- Associated Press - Sunday, March 7, 2021

Kawhi Leonard is planning to play for Gregg Popovich again and chase a gold medal.

Leonard said Sunday at the All-Star Game in Atlanta that he is planning to compete with USA Basketball this summer at the rescheduled Tokyo Olympics - which would reunite him with Popovich.

Leonard spent his first seven seasons in the NBA with Popovich and the San Antonio Spurs, before moving on to the Toronto Raptors and now the Los Angeles Clippers. Popovich will serve as head coach at the Olympics for the first time.

“My plan is to go,” Leonard said. He helped Popovich and the Spurs win the 2014 NBA championship and was MVP of that season’s finals.

The Olympics could be a potentially tight squeeze schedule-wise for Leonard. The Clippers will likely be one of contenders to win the Western Conference finals and play in the NBA Finals - which, if they go the full seven games, are currently scheduled to end on July 22.

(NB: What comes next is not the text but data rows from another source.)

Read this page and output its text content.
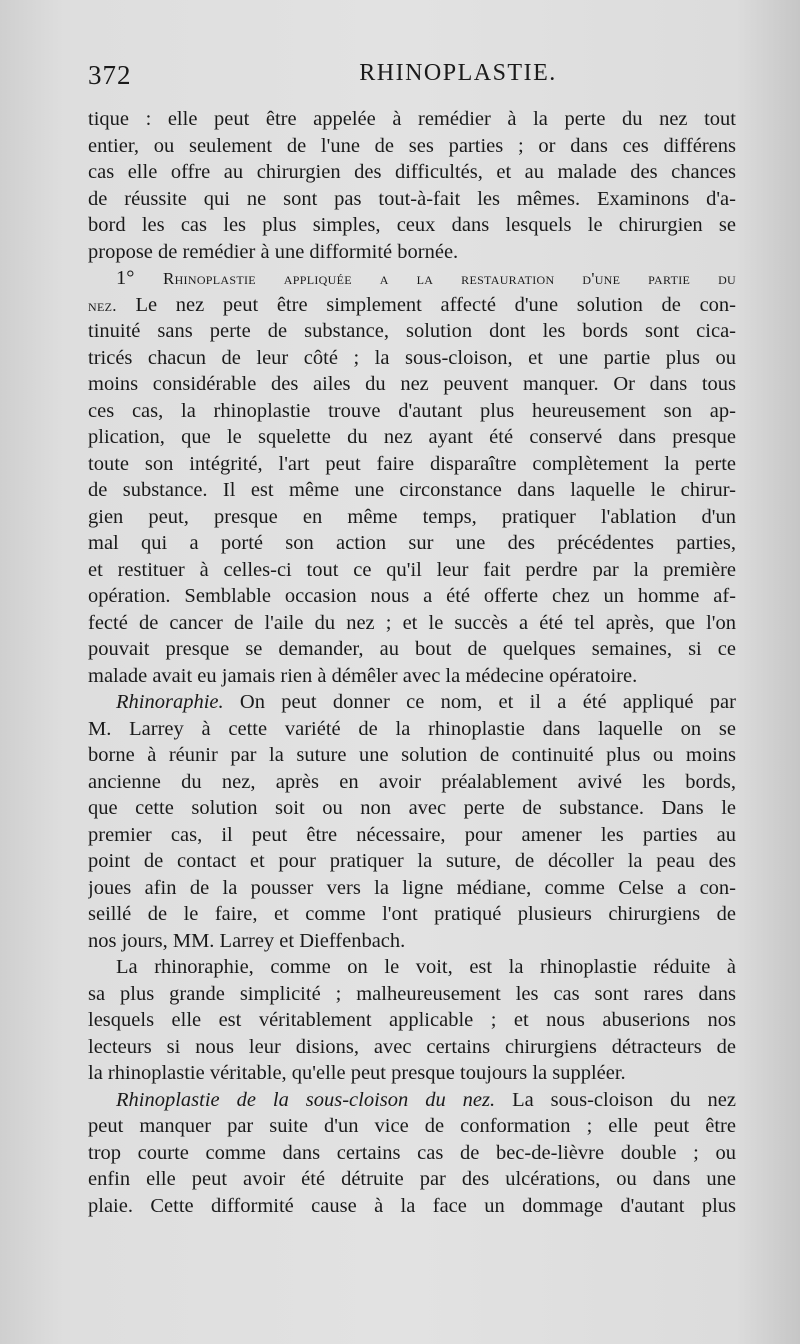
372	RHINOPLASTIE.
tique : elle peut être appelée à remédier à la perte du nez tout
entier, ou seulement de l'une de ses parties ; or dans ces différens
cas elle offre au chirurgien des difficultés, et au malade des chances
de réussite qui ne sont pas tout-à-fait les mêmes. Examinons d'a-
bord les cas les plus simples, ceux dans lesquels le chirurgien se
propose de remédier à une difformité bornée.
1° Rhinoplastie appliquée a la restauration d'une partie du
nez. Le nez peut être simplement affecté d'une solution de con-
tinuité sans perte de substance, solution dont les bords sont cica-
tricés chacun de leur côté ; la sous-cloison, et une partie plus ou
moins considérable des ailes du nez peuvent manquer. Or dans tous
ces cas, la rhinoplastie trouve d'autant plus heureusement son ap-
plication, que le squelette du nez ayant été conservé dans presque
toute son intégrité, l'art peut faire disparaître complètement la perte
de substance. Il est même une circonstance dans laquelle le chirur-
gien peut, presque en même temps, pratiquer l'ablation d'un
mal qui a porté son action sur une des précédentes parties,
et restituer à celles-ci tout ce qu'il leur fait perdre par la première
opération. Semblable occasion nous a été offerte chez un homme af-
fecté de cancer de l'aile du nez ; et le succès a été tel après, que l'on
pouvait presque se demander, au bout de quelques semaines, si ce
malade avait eu jamais rien à démêler avec la médecine opératoire.
Rhinoraphie. On peut donner ce nom, et il a été appliqué par
M. Larrey à cette variété de la rhinoplastie dans laquelle on se
borne à réunir par la suture une solution de continuité plus ou moins
ancienne du nez, après en avoir préalablement avivé les bords,
que cette solution soit ou non avec perte de substance. Dans le
premier cas, il peut être nécessaire, pour amener les parties au
point de contact et pour pratiquer la suture, de décoller la peau des
joues afin de la pousser vers la ligne médiane, comme Celse a con-
seillé de le faire, et comme l'ont pratiqué plusieurs chirurgiens de
nos jours, MM. Larrey et Dieffenbach.
La rhinoraphie, comme on le voit, est la rhinoplastie réduite à
sa plus grande simplicité ; malheureusement les cas sont rares dans
lesquels elle est véritablement applicable ; et nous abuserions nos
lecteurs si nous leur disions, avec certains chirurgiens détracteurs de
la rhinoplastie véritable, qu'elle peut presque toujours la suppléer.
Rhinoplastie de la sous-cloison du nez. La sous-cloison du nez
peut manquer par suite d'un vice de conformation ; elle peut être
trop courte comme dans certains cas de bec-de-lièvre double ; ou
enfin elle peut avoir été détruite par des ulcérations, ou dans une
plaie. Cette difformité cause à la face un dommage d'autant plus
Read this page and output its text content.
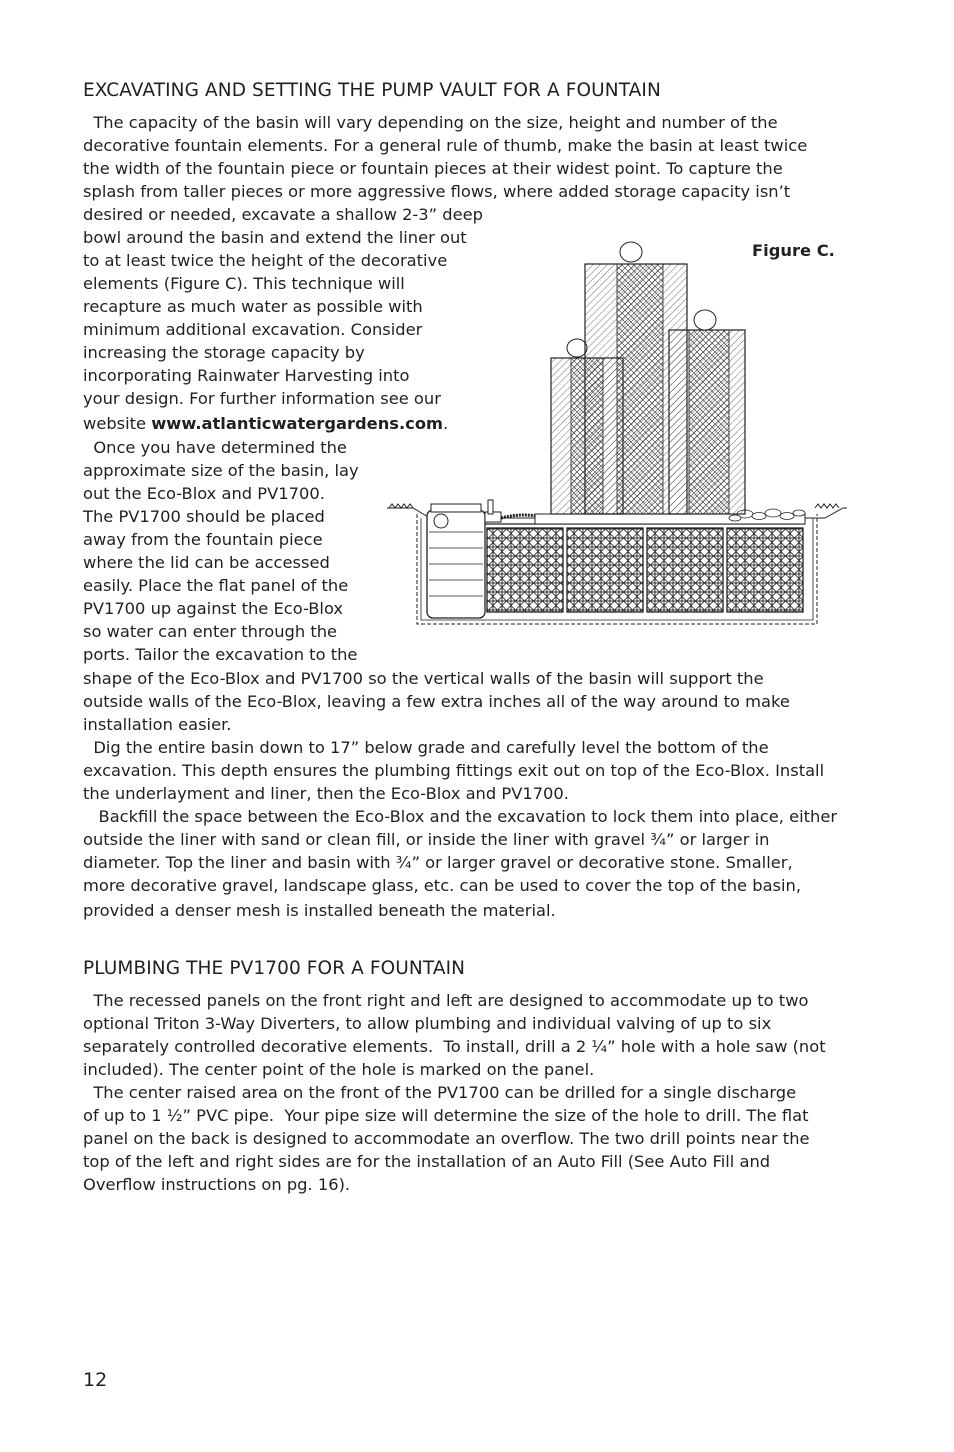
EXCAVATING AND SETTING THE PUMP VAULT FOR A FOUNTAIN
The capacity of the basin will vary depending on the size, height and number of the
decorative fountain elements. For a general rule of thumb, make the basin at least twice
the width of the fountain piece or fountain pieces at their widest point. To capture the
splash from taller pieces or more aggressive flows, where added storage capacity isn’t
desired or needed, excavate a shallow 2-3” deep
bowl around the basin and extend the liner out
to at least twice the height of the decorative
elements (Figure C). This technique will
recapture as much water as possible with
minimum additional excavation. Consider
increasing the storage capacity by
incorporating Rainwater Harvesting into
your design. For further information see our
website www.atlanticwatergardens.com.
Once you have determined the
approximate size of the basin, lay
out the Eco-Blox and PV1700.
The PV1700 should be placed
away from the fountain piece
where the lid can be accessed
easily. Place the flat panel of the
PV1700 up against the Eco-Blox
so water can enter through the
ports. Tailor the excavation to the
shape of the Eco-Blox and PV1700 so the vertical walls of the basin will support the
outside walls of the Eco-Blox, leaving a few extra inches all of the way around to make
installation easier.
Dig the entire basin down to 17” below grade and carefully level the bottom of the
excavation. This depth ensures the plumbing fittings exit out on top of the Eco-Blox. Install
the underlayment and liner, then the Eco-Blox and PV1700.
Backfill the space between the Eco-Blox and the excavation to lock them into place, either
outside the liner with sand or clean fill, or inside the liner with gravel ¾” or larger in
diameter. Top the liner and basin with ¾” or larger gravel or decorative stone. Smaller,
more decorative gravel, landscape glass, etc. can be used to cover the top of the basin,
provided a denser mesh is installed beneath the material.
Figure C.
PLUMBING THE PV1700 FOR A FOUNTAIN
The recessed panels on the front right and left are designed to accommodate up to two
optional Triton 3-Way Diverters, to allow plumbing and individual valving of up to six
separately controlled decorative elements.  To install, drill a 2 ¼” hole with a hole saw (not
included). The center point of the hole is marked on the panel.
The center raised area on the front of the PV1700 can be drilled for a single discharge
of up to 1 ½” PVC pipe.  Your pipe size will determine the size of the hole to drill. The flat
panel on the back is designed to accommodate an overflow. The two drill points near the
top of the left and right sides are for the installation of an Auto Fill (See Auto Fill and
Overflow instructions on pg. 16).
12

The Tokyo Olympics begin July 23, and the U.S. plays its first game against France on July 25.

“If I feel up to it and feel ready to go around that time, then I’m going to play,” Leonard said.

USA Basketball is expected to finalize a player pool of about 60 names - many of them holdovers from the 44 announced as members of the pool last year, a group that includes Leonard - in the not-too-distant future. From there, a team will be picked and the current plan is to bring that group to Las Vegas around July 1 to begin training camp and a series of exhibition games against other national teams.

The U.S. staff, including managing director Jerry Colangelo, men’s national team director Sean Ford, Popovich and assistant coaches Lloyd Pierce, Steve Kerr and Jay Wright have been talking for months about plans and contingencies - including which players they might want to wait for even if their NBA clubs go deep into the playoffs.

Many top NBA players said entering the 2019-20 season that they were considering Olympic plans, before the pandemic struck and the Olympics were pushed back a year.

“A lot of people were in for 2020, but just the pandemic pretty much killed everything,” Leonard said.